I have an area $R$, which lies beneath the curve $y = 9 - x^2$ and over the line $y = 5$. What is the volume when I rotate $R$ around the $x$-axis?
This is what I've done so far:
First I wanted to find out the integration limit, so I put $9 - x^2 = 5$, and found $x_1 = -2$ and $x_2 = 2$.
I then tried to find the inverse, and ended up with $x = \sqrt{y + 9}$.
This is probably wrong, but I think the radius is $5 + y$.
So I took the integral of $2 \pi(5+y)(2-\sqrt{y + 9})$ from $-2$ to $2$, but got the wrong answer. What did I do wrong? Thanks for the help.
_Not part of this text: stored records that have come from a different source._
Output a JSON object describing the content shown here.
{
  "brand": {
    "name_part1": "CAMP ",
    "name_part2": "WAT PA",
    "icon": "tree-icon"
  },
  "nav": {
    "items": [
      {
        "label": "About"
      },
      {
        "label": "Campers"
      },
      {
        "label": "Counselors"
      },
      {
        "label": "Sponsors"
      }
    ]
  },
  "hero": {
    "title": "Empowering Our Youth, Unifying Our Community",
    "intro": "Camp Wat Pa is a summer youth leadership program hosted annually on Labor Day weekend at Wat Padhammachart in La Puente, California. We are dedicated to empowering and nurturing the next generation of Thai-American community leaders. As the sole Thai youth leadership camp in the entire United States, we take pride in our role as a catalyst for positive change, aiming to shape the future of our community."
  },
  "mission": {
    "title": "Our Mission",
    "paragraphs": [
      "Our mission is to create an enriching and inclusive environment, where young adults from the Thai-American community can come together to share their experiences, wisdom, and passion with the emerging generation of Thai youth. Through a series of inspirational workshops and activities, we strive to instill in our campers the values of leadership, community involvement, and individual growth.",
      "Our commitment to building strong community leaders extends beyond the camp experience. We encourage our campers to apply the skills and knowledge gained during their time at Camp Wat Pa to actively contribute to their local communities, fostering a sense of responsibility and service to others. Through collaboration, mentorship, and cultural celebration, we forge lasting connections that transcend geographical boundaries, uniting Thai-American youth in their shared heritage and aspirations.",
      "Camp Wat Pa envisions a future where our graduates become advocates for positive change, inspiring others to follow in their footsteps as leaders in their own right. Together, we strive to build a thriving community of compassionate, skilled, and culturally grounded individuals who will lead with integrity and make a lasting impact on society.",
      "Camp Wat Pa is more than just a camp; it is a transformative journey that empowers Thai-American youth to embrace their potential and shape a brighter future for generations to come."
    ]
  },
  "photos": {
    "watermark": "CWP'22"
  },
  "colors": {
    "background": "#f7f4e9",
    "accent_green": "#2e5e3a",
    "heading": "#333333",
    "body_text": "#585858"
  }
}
You can express the volume of this solid as the difference of the volumes of two solids, since the area in question can be expressed as a difference of two areas: the volume of the solid formed by rotating the area under $y=9-x^2$ from $x=-2$ to $x=2$ about the $x$-axis, and the volume of the solid formed by rotating the area under $y=5$ from $x=-2$ to $2$ about the $x$-axis. The latter solid of rotation is simply a cylinder with radius $5$ and height $4$, so its volume is $100\pi$. The volume of the former solid is given by $$\int_{-2}^2 \pi(9-x^2)^2dx$$ and so the volume you seek is the difference, given by $$\int_{-2}^2 \pi(9-x^2)^2dx-100\pi$$